化学合成がうみだすもうひとつの深海生態系 化学合成共生システム‐ベントスと共生細菌との密接な関係

Abstract

Endosymbiotic associations between invertebrates and chemosynthetic bacteria are common in deep-sea hydrothermal vent and cold seep environments. Since characterization of the endosymbionts has been difficult due to their resistance to cultivation once removed from their hosts, the chemotrophic endosymbioses were initially confirmed by electron microscopic observation, stable isotope analysis, lipid analysis, and enzymatic characterization. They were classified into two types: one using sulfide, oxygen, and carbon dioxide as an electron donor, acceptor, and carbon source, respectively; another using methane as an energy and carbon source.

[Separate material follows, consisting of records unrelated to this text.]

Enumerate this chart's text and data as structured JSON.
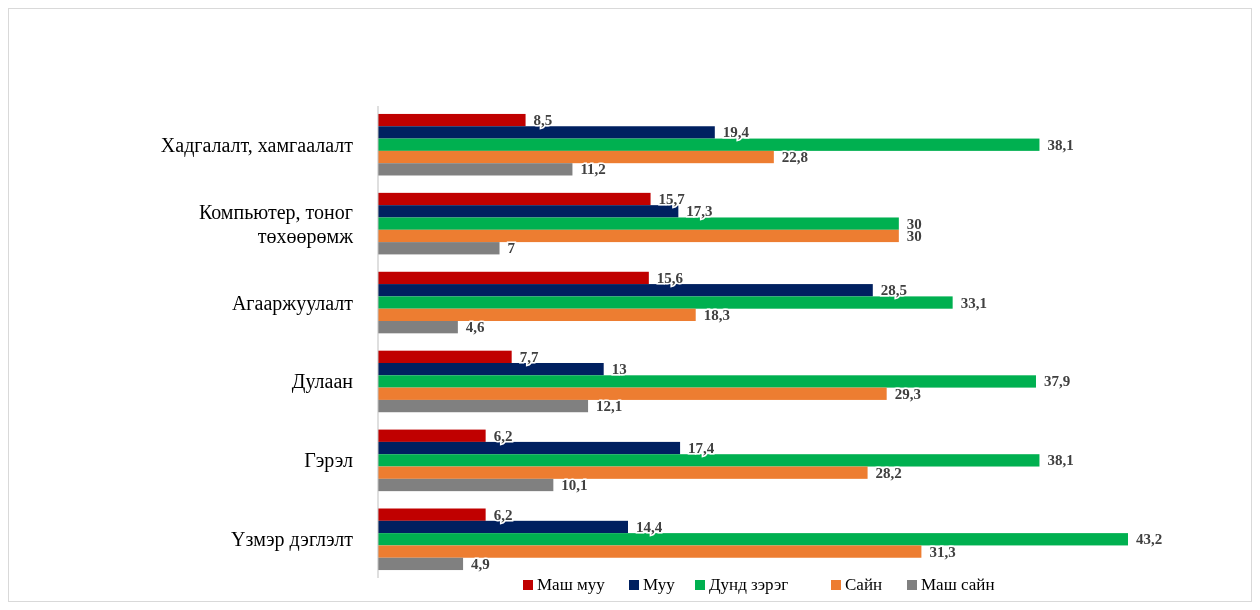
{
  "chart_data": {
    "type": "bar",
    "orientation": "horizontal",
    "legend": "bottom",
    "categories": [
      "Хадгалалт, хамгаалалт",
      "Компьютер, тоног төхөөрөмж",
      "Агааржуулалт",
      "Дулаан",
      "Гэрэл",
      "Үзмэр дэглэлт"
    ],
    "series": [
      {
        "name": "Маш муу",
        "color": "#c00000",
        "values": [
          8.5,
          15.7,
          15.6,
          7.7,
          6.2,
          6.2
        ],
        "value_labels": [
          "8,5",
          "15,7",
          "15,6",
          "7,7",
          "6,2",
          "6,2"
        ]
      },
      {
        "name": "Муу",
        "color": "#002060",
        "values": [
          19.4,
          17.3,
          28.5,
          13,
          17.4,
          14.4
        ],
        "value_labels": [
          "19,4",
          "17,3",
          "28,5",
          "13",
          "17,4",
          "14,4"
        ]
      },
      {
        "name": "Дунд зэрэг",
        "color": "#00b050",
        "values": [
          38.1,
          30,
          33.1,
          37.9,
          38.1,
          43.2
        ],
        "value_labels": [
          "38,1",
          "30",
          "33,1",
          "37,9",
          "38,1",
          "43,2"
        ]
      },
      {
        "name": "Сайн",
        "color": "#ed7d31",
        "values": [
          22.8,
          30,
          18.3,
          29.3,
          28.2,
          31.3
        ],
        "value_labels": [
          "22,8",
          "30",
          "18,3",
          "29,3",
          "28,2",
          "31,3"
        ]
      },
      {
        "name": "Маш сайн",
        "color": "#808080",
        "values": [
          11.2,
          7,
          4.6,
          12.1,
          10.1,
          4.9
        ],
        "value_labels": [
          "11,2",
          "7",
          "4,6",
          "12,1",
          "10,1",
          "4,9"
        ]
      }
    ]
  }
}
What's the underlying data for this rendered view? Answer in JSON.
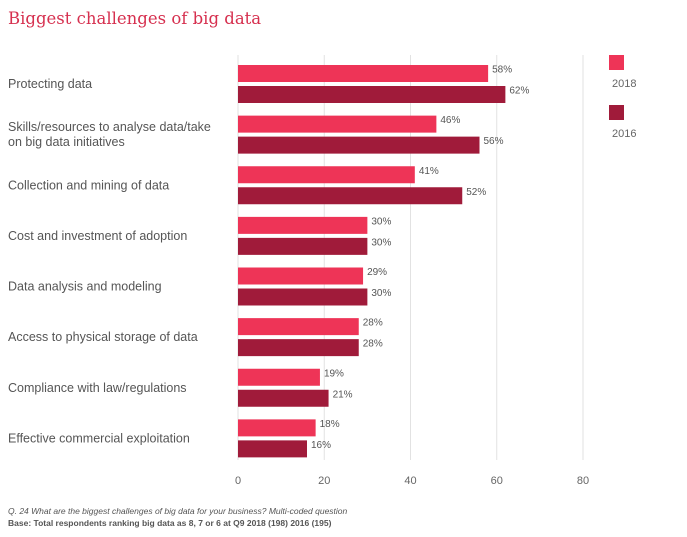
{
  "title": "Biggest challenges of big data",
  "colors": {
    "2018": "#ee3457",
    "2016": "#a01b3a",
    "grid": "#e2e2e2"
  },
  "chart_data": {
    "type": "bar",
    "orientation": "horizontal",
    "title": "Biggest challenges of big data",
    "categories": [
      [
        "Protecting data"
      ],
      [
        "Skills/resources to analyse data/take",
        "on big data initiatives"
      ],
      [
        "Collection and mining of data"
      ],
      [
        "Cost and investment of adoption"
      ],
      [
        "Data analysis and modeling"
      ],
      [
        "Access to physical storage of data"
      ],
      [
        "Compliance with law/regulations"
      ],
      [
        "Effective commercial exploitation"
      ]
    ],
    "series": [
      {
        "name": "2018",
        "values": [
          58,
          46,
          41,
          30,
          29,
          28,
          19,
          18
        ],
        "labels": [
          "58%",
          "46%",
          "41%",
          "30%",
          "29%",
          "28%",
          "19%",
          "18%"
        ]
      },
      {
        "name": "2016",
        "values": [
          62,
          56,
          52,
          30,
          30,
          28,
          21,
          16
        ],
        "labels": [
          "62%",
          "56%",
          "52%",
          "30%",
          "30%",
          "28%",
          "21%",
          "16%"
        ]
      }
    ],
    "xlim": [
      0,
      80
    ],
    "xticks": [
      0,
      20,
      40,
      60,
      80
    ],
    "xtick_labels": [
      "0",
      "20",
      "40",
      "60",
      "80"
    ],
    "grid": true,
    "legend_position": "top-right"
  },
  "footnotes": {
    "question": "Q. 24 What are the biggest challenges of big data for your business? Multi-coded question",
    "base": "Base: Total respondents ranking big data as 8, 7 or 6 at Q9 2018 (198) 2016 (195)"
  }
}
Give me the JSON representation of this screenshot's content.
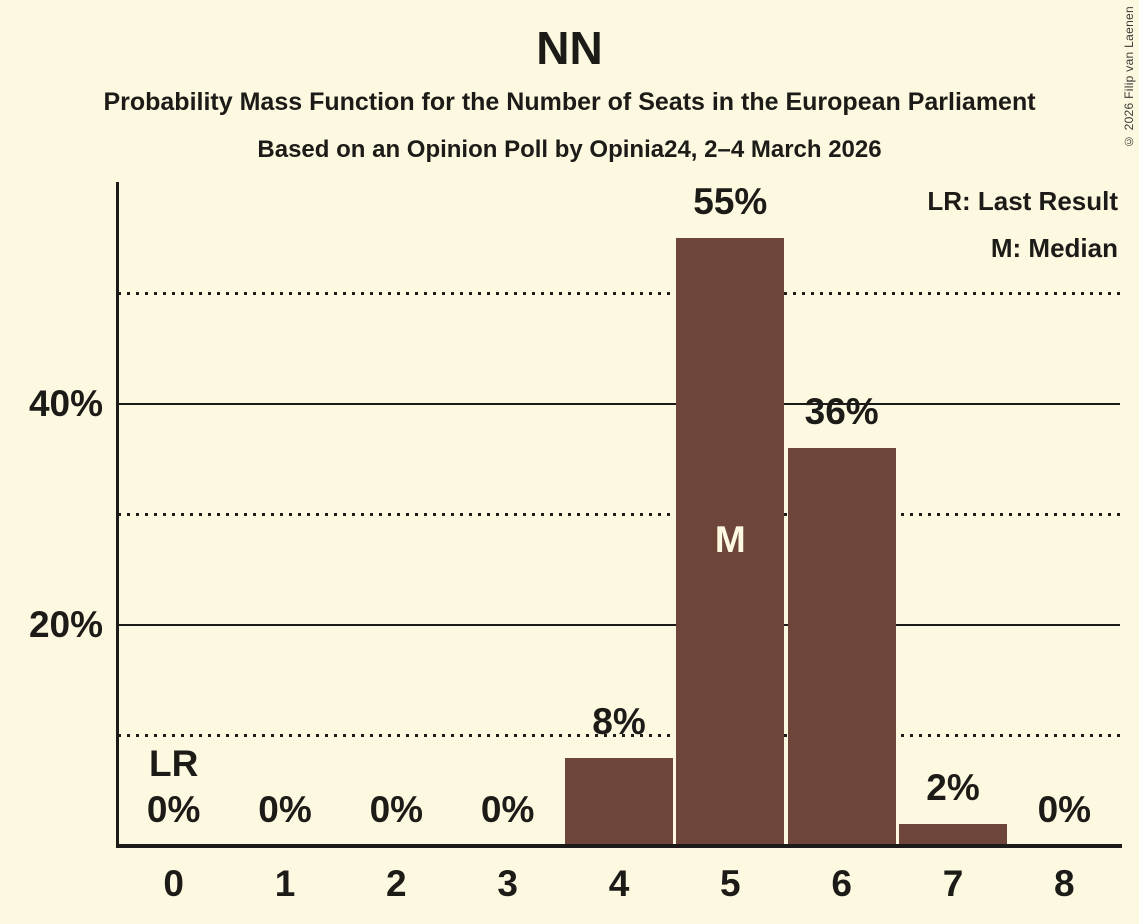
{
  "chart_data": {
    "type": "bar",
    "title": "NN",
    "subtitle": "Probability Mass Function for the Number of Seats in the European Parliament",
    "source": "Based on an Opinion Poll by Opinia24, 2–4 March 2026",
    "categories": [
      "0",
      "1",
      "2",
      "3",
      "4",
      "5",
      "6",
      "7",
      "8"
    ],
    "values": [
      0,
      0,
      0,
      0,
      8,
      55,
      36,
      2,
      0
    ],
    "value_labels": [
      "0%",
      "0%",
      "0%",
      "0%",
      "8%",
      "55%",
      "36%",
      "2%",
      "0%"
    ],
    "xlabel": "",
    "ylabel": "",
    "ylim": [
      0,
      60
    ],
    "yticks": [
      {
        "value": 20,
        "label": "20%"
      },
      {
        "value": 40,
        "label": "40%"
      }
    ],
    "gridlines_solid": [
      20,
      40
    ],
    "gridlines_dotted": [
      10,
      30,
      50
    ],
    "grid": true,
    "legend_position": "top-right",
    "legend": [
      "LR: Last Result",
      "M: Median"
    ],
    "annotations": {
      "last_result_label": "LR",
      "last_result_seat": "0",
      "median_label": "M",
      "median_seat": "5"
    },
    "copyright": "© 2026 Filip van Laenen",
    "colors": {
      "background": "#FDF9E0",
      "bar": "#6E4539",
      "text": "#1C1B17",
      "median_text": "#FDF9E0"
    }
  }
}
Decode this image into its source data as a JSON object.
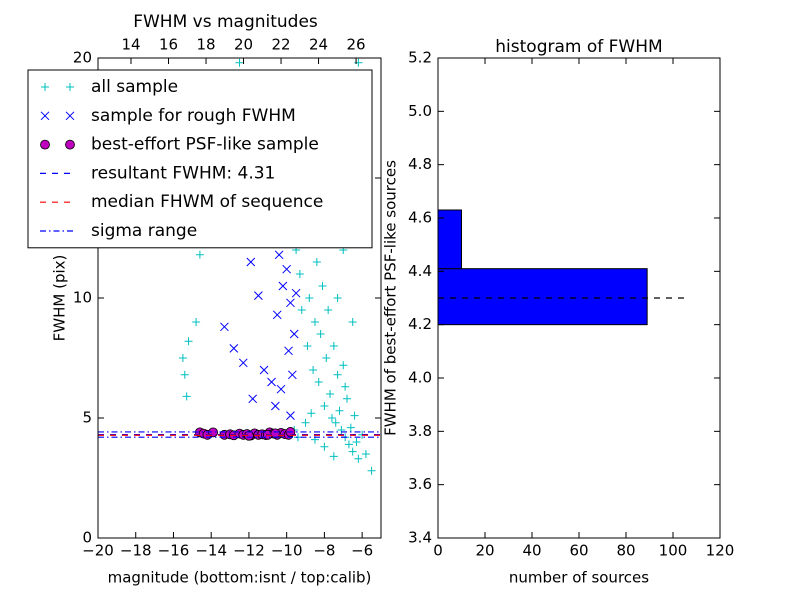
{
  "chart_data": [
    {
      "type": "scatter",
      "title": "FWHM vs magnitudes",
      "xlabel": "magnitude (bottom:isnt / top:calib)",
      "ylabel": "FWHM (pix)",
      "xlim": [
        -20,
        -5
      ],
      "xticks": [
        {
          "value": -20,
          "label": "−20"
        },
        {
          "value": -18,
          "label": "−18"
        },
        {
          "value": -16,
          "label": "−16"
        },
        {
          "value": -14,
          "label": "−14"
        },
        {
          "value": -12,
          "label": "−12"
        },
        {
          "value": -10,
          "label": "−10"
        },
        {
          "value": -8,
          "label": "−8"
        },
        {
          "value": -6,
          "label": "−6"
        }
      ],
      "x2lim": [
        12.24,
        27.33
      ],
      "x2ticks": [
        14,
        16,
        18,
        20,
        22,
        24,
        26
      ],
      "ylim": [
        0,
        20
      ],
      "yticks": [
        0,
        5,
        10,
        15,
        20
      ],
      "legend": "upper left",
      "series": [
        {
          "name": "all sample",
          "marker": "+",
          "color": "#00bfbf",
          "x": [
            -15.6,
            -15.5,
            -15.4,
            -15.3,
            -15.2,
            -14.8,
            -14.6,
            -12.5,
            -10,
            -9.8,
            -9.5,
            -9.3,
            -9.2,
            -9,
            -8.9,
            -8.8,
            -8.7,
            -8.6,
            -8.5,
            -8.4,
            -8.3,
            -8.2,
            -8.1,
            -8.0,
            -7.9,
            -7.8,
            -7.7,
            -7.6,
            -7.5,
            -7.4,
            -7.3,
            -7.2,
            -7.1,
            -7.0,
            -6.9,
            -6.8,
            -6.7,
            -6.6,
            -6.5,
            -6.4,
            -6.3,
            -6.2,
            -6.0,
            -5.8,
            -5.5,
            -9.6,
            -9.4,
            -9.0,
            -8.5,
            -8.0,
            -7.5,
            -9.7,
            -8.3,
            -7.8,
            -6.2,
            -7,
            -7.3,
            -6.5,
            -6.9,
            -8.7
          ],
          "values": [
            12.5,
            7.5,
            6.8,
            5.9,
            8.2,
            9.0,
            11.8,
            19.8,
            14,
            13,
            12,
            11,
            9.5,
            15,
            8,
            10,
            12.5,
            7,
            9,
            11.5,
            6.5,
            8.5,
            10.5,
            5.5,
            7.5,
            9.5,
            6,
            5,
            8,
            4.8,
            6.8,
            5.3,
            4.5,
            7.2,
            4.2,
            5.8,
            3.9,
            4.6,
            3.6,
            5.1,
            4.0,
            3.3,
            4.3,
            3.5,
            2.8,
            4.5,
            4.2,
            4.8,
            4.1,
            3.8,
            3.4,
            16,
            16.5,
            13.5,
            19.8,
            12,
            10,
            9,
            6.3,
            5.2
          ]
        },
        {
          "name": "sample for rough FWHM",
          "marker": "x",
          "color": "#0000ff",
          "x": [
            -12.5,
            -11.9,
            -11.5,
            -13.3,
            -12.8,
            -12.3,
            -11.2,
            -10.8,
            -10.5,
            -10.2,
            -10,
            -9.8,
            -9.6,
            -9.9,
            -10.3,
            -10.6,
            -9.7,
            -9.5,
            -11.8,
            -12.1,
            -10.9,
            -9.8,
            -10.4
          ],
          "values": [
            12.7,
            11.5,
            10.1,
            8.8,
            7.9,
            7.3,
            7.0,
            6.5,
            9.3,
            10.5,
            11.2,
            9.8,
            8.5,
            7.8,
            6.2,
            5.5,
            6.8,
            10.2,
            5.8,
            12.3,
            12.6,
            5.1,
            11.8
          ]
        },
        {
          "name": "best-effort PSF-like sample",
          "marker": "o",
          "color": "#bf00bf",
          "x": [
            -14.6,
            -14.4,
            -14.2,
            -13.9,
            -13.3,
            -13.0,
            -12.8,
            -12.5,
            -12.3,
            -12.1,
            -11.9,
            -11.7,
            -11.5,
            -11.3,
            -11.1,
            -10.9,
            -10.7,
            -10.5,
            -10.3,
            -10.1,
            -9.9,
            -9.8,
            -11.0,
            -12.0,
            -10.6
          ],
          "values": [
            4.4,
            4.35,
            4.3,
            4.4,
            4.3,
            4.32,
            4.28,
            4.35,
            4.3,
            4.33,
            4.27,
            4.36,
            4.3,
            4.32,
            4.29,
            4.4,
            4.35,
            4.3,
            4.38,
            4.33,
            4.3,
            4.42,
            4.3,
            4.26,
            4.36
          ]
        },
        {
          "name": "resultant FWHM: 4.31",
          "marker": "--",
          "color": "#0000ff",
          "values": [
            4.31
          ]
        },
        {
          "name": "median FHWM of sequence",
          "marker": "--",
          "color": "#ff0000",
          "values": [
            4.28
          ]
        },
        {
          "name": "sigma range",
          "marker": "-.",
          "color": "#0000ff",
          "values": [
            4.2,
            4.42
          ]
        }
      ]
    },
    {
      "type": "histogram",
      "orientation": "horizontal",
      "title": "histogram of FWHM",
      "xlabel": "number of sources",
      "ylabel": "FWHM of best-effort PSF-like sources",
      "bins": [
        4.2,
        4.41,
        4.63
      ],
      "values": [
        89,
        10
      ],
      "color": "#0000ff",
      "xlim": [
        0,
        120
      ],
      "xticks": [
        0,
        20,
        40,
        60,
        80,
        100,
        120
      ],
      "ylim": [
        3.4,
        5.2
      ],
      "yticks": [
        3.4,
        3.6,
        3.8,
        {
          "value": 4,
          "label": "4.0"
        },
        4.2,
        4.4,
        4.6,
        4.8,
        {
          "value": 5,
          "label": "5.0"
        },
        5.2
      ],
      "reference_line": {
        "y": 4.3,
        "xmax": 107,
        "color": "#000000"
      }
    }
  ]
}
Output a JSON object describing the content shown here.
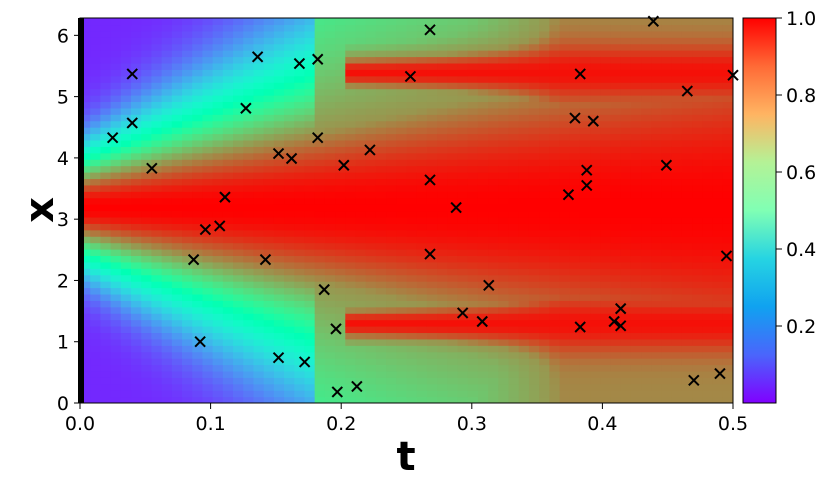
{
  "chart_data": {
    "type": "heatmap",
    "title": "",
    "xlabel": "t",
    "ylabel": "x",
    "xlim": [
      0,
      0.5
    ],
    "ylim": [
      0,
      6.283
    ],
    "x_ticks": [
      "0.0",
      "0.1",
      "0.2",
      "0.3",
      "0.4",
      "0.5"
    ],
    "x_tick_values": [
      0,
      0.1,
      0.2,
      0.3,
      0.4,
      0.5
    ],
    "y_ticks": [
      "0",
      "1",
      "2",
      "3",
      "4",
      "5",
      "6"
    ],
    "y_tick_values": [
      0,
      1,
      2,
      3,
      4,
      5,
      6
    ],
    "colorbar": {
      "range": [
        0,
        1.0
      ],
      "colormap": "rainbow",
      "ticks": [
        "0.2",
        "0.4",
        "0.6",
        "0.8",
        "1.0"
      ],
      "tick_values": [
        0.2,
        0.4,
        0.6,
        0.8,
        1.0
      ]
    },
    "heat_field": {
      "description_level": "approximate",
      "bands": [
        {
          "x_center": 3.2,
          "width": 0.45,
          "value": 1.0
        },
        {
          "x_center": 4.3,
          "width": 0.35,
          "value": 0.85
        },
        {
          "x_center": 2.6,
          "width": 0.35,
          "value": 0.82
        },
        {
          "x_center": 1.3,
          "width": 0.5,
          "value": 0.98
        },
        {
          "x_center": 5.4,
          "width": 0.5,
          "value": 0.98
        }
      ]
    },
    "markers": {
      "symbol": "x",
      "color": "#000000",
      "points": [
        [
          0.025,
          4.33
        ],
        [
          0.04,
          5.37
        ],
        [
          0.04,
          4.57
        ],
        [
          0.055,
          3.83
        ],
        [
          0.087,
          2.34
        ],
        [
          0.092,
          1.0
        ],
        [
          0.096,
          2.83
        ],
        [
          0.107,
          2.89
        ],
        [
          0.111,
          3.36
        ],
        [
          0.127,
          4.81
        ],
        [
          0.136,
          5.65
        ],
        [
          0.142,
          2.34
        ],
        [
          0.152,
          4.07
        ],
        [
          0.152,
          0.74
        ],
        [
          0.162,
          3.99
        ],
        [
          0.168,
          5.54
        ],
        [
          0.172,
          0.67
        ],
        [
          0.182,
          5.61
        ],
        [
          0.182,
          4.33
        ],
        [
          0.187,
          1.85
        ],
        [
          0.196,
          1.21
        ],
        [
          0.197,
          0.18
        ],
        [
          0.202,
          3.88
        ],
        [
          0.212,
          0.27
        ],
        [
          0.222,
          4.13
        ],
        [
          0.253,
          5.33
        ],
        [
          0.268,
          6.09
        ],
        [
          0.268,
          3.64
        ],
        [
          0.268,
          2.43
        ],
        [
          0.288,
          3.19
        ],
        [
          0.293,
          1.47
        ],
        [
          0.308,
          1.33
        ],
        [
          0.313,
          1.92
        ],
        [
          0.374,
          3.4
        ],
        [
          0.379,
          4.65
        ],
        [
          0.383,
          5.37
        ],
        [
          0.383,
          1.24
        ],
        [
          0.388,
          3.8
        ],
        [
          0.388,
          3.55
        ],
        [
          0.393,
          4.6
        ],
        [
          0.409,
          1.33
        ],
        [
          0.414,
          1.54
        ],
        [
          0.414,
          1.26
        ],
        [
          0.439,
          6.23
        ],
        [
          0.449,
          3.88
        ],
        [
          0.465,
          5.09
        ],
        [
          0.47,
          0.37
        ],
        [
          0.49,
          0.48
        ],
        [
          0.495,
          2.4
        ],
        [
          0.5,
          5.35
        ]
      ]
    }
  }
}
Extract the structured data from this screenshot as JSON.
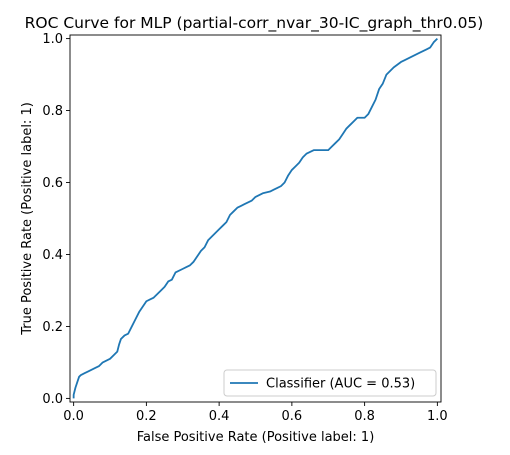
{
  "chart_data": {
    "type": "line",
    "title": "ROC Curve for MLP (partial-corr_nvar_30-IC_graph_thr0.05)",
    "xlabel": "False Positive Rate (Positive label: 1)",
    "ylabel": "True Positive Rate (Positive label: 1)",
    "xlim": [
      -0.01,
      1.01
    ],
    "ylim": [
      -0.01,
      1.01
    ],
    "xticks": [
      0.0,
      0.2,
      0.4,
      0.6,
      0.8,
      1.0
    ],
    "yticks": [
      0.0,
      0.2,
      0.4,
      0.6,
      0.8,
      1.0
    ],
    "xtick_labels": [
      "0.0",
      "0.2",
      "0.4",
      "0.6",
      "0.8",
      "1.0"
    ],
    "ytick_labels": [
      "0.0",
      "0.2",
      "0.4",
      "0.6",
      "0.8",
      "1.0"
    ],
    "grid": false,
    "legend_position": "lower-right",
    "series": [
      {
        "name": "Classifier (AUC = 0.53)",
        "color": "#1f77b4",
        "x": [
          0.0,
          0.0,
          0.005,
          0.01,
          0.015,
          0.02,
          0.03,
          0.04,
          0.06,
          0.07,
          0.08,
          0.1,
          0.11,
          0.12,
          0.125,
          0.13,
          0.14,
          0.15,
          0.16,
          0.17,
          0.18,
          0.19,
          0.2,
          0.21,
          0.22,
          0.24,
          0.25,
          0.26,
          0.27,
          0.28,
          0.3,
          0.31,
          0.32,
          0.33,
          0.34,
          0.35,
          0.36,
          0.37,
          0.38,
          0.39,
          0.4,
          0.41,
          0.42,
          0.43,
          0.44,
          0.45,
          0.46,
          0.47,
          0.48,
          0.49,
          0.5,
          0.52,
          0.54,
          0.55,
          0.56,
          0.57,
          0.58,
          0.59,
          0.6,
          0.61,
          0.62,
          0.63,
          0.64,
          0.65,
          0.66,
          0.7,
          0.71,
          0.72,
          0.73,
          0.74,
          0.75,
          0.76,
          0.77,
          0.78,
          0.8,
          0.81,
          0.82,
          0.83,
          0.84,
          0.85,
          0.86,
          0.87,
          0.88,
          0.9,
          0.91,
          0.93,
          0.95,
          0.97,
          0.98,
          0.99,
          1.0
        ],
        "y": [
          0.0,
          0.01,
          0.03,
          0.045,
          0.06,
          0.065,
          0.07,
          0.075,
          0.085,
          0.09,
          0.1,
          0.11,
          0.12,
          0.13,
          0.15,
          0.165,
          0.175,
          0.18,
          0.2,
          0.22,
          0.24,
          0.255,
          0.27,
          0.275,
          0.28,
          0.3,
          0.31,
          0.325,
          0.33,
          0.35,
          0.36,
          0.365,
          0.37,
          0.38,
          0.395,
          0.41,
          0.42,
          0.44,
          0.45,
          0.46,
          0.47,
          0.48,
          0.49,
          0.51,
          0.52,
          0.53,
          0.535,
          0.54,
          0.545,
          0.55,
          0.56,
          0.57,
          0.575,
          0.58,
          0.585,
          0.59,
          0.6,
          0.62,
          0.635,
          0.645,
          0.655,
          0.67,
          0.68,
          0.685,
          0.69,
          0.69,
          0.7,
          0.71,
          0.72,
          0.735,
          0.75,
          0.76,
          0.77,
          0.78,
          0.78,
          0.79,
          0.81,
          0.83,
          0.86,
          0.875,
          0.9,
          0.91,
          0.92,
          0.935,
          0.94,
          0.95,
          0.96,
          0.97,
          0.975,
          0.99,
          1.0
        ]
      }
    ]
  }
}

Molecular phylogenetic analysis based on 16S ribosomal RNA gene sequences have revealed that most host species contain a single phylotype of endosymbionts belonging to a limited domain of the γ-subdivision of Proteobacteria despite the wide taxonomic range of hosts. Most symbionts are characterized as thioautotrophs or methanotrophs. Symbiont transmission mechanisms have been reported in several host taxa. Vertical transmission has been shown in vesicomyid clams and deep-sea mussels. Evidence is accumulating to suggest environmental transmission in vestimentiferans and lucinid clams. In the case of solemyid clams, several lines of evidence seem to conflict. A hypothesis is suggested that bacterial chemotrophic endosymbionts influence host distributions in deep-sea chemosynthetic ecosystems. The distribution of methanotrophic symbioses between deep-sea mussels and their symbionts correlates with high methane concentrations in deep-sea chemosynthetic ecosystems. A thyasirid clam living in the deepest yet known chemosynthetic environment has an unusual intracellular dual symbiosis, which is likely essential for the survival of host bivalves at great depth in reduced environments. These results indicate that bacterial chemotrophic endosymbionts influence host distributions in deep-sea chemosynthetic ecosystems.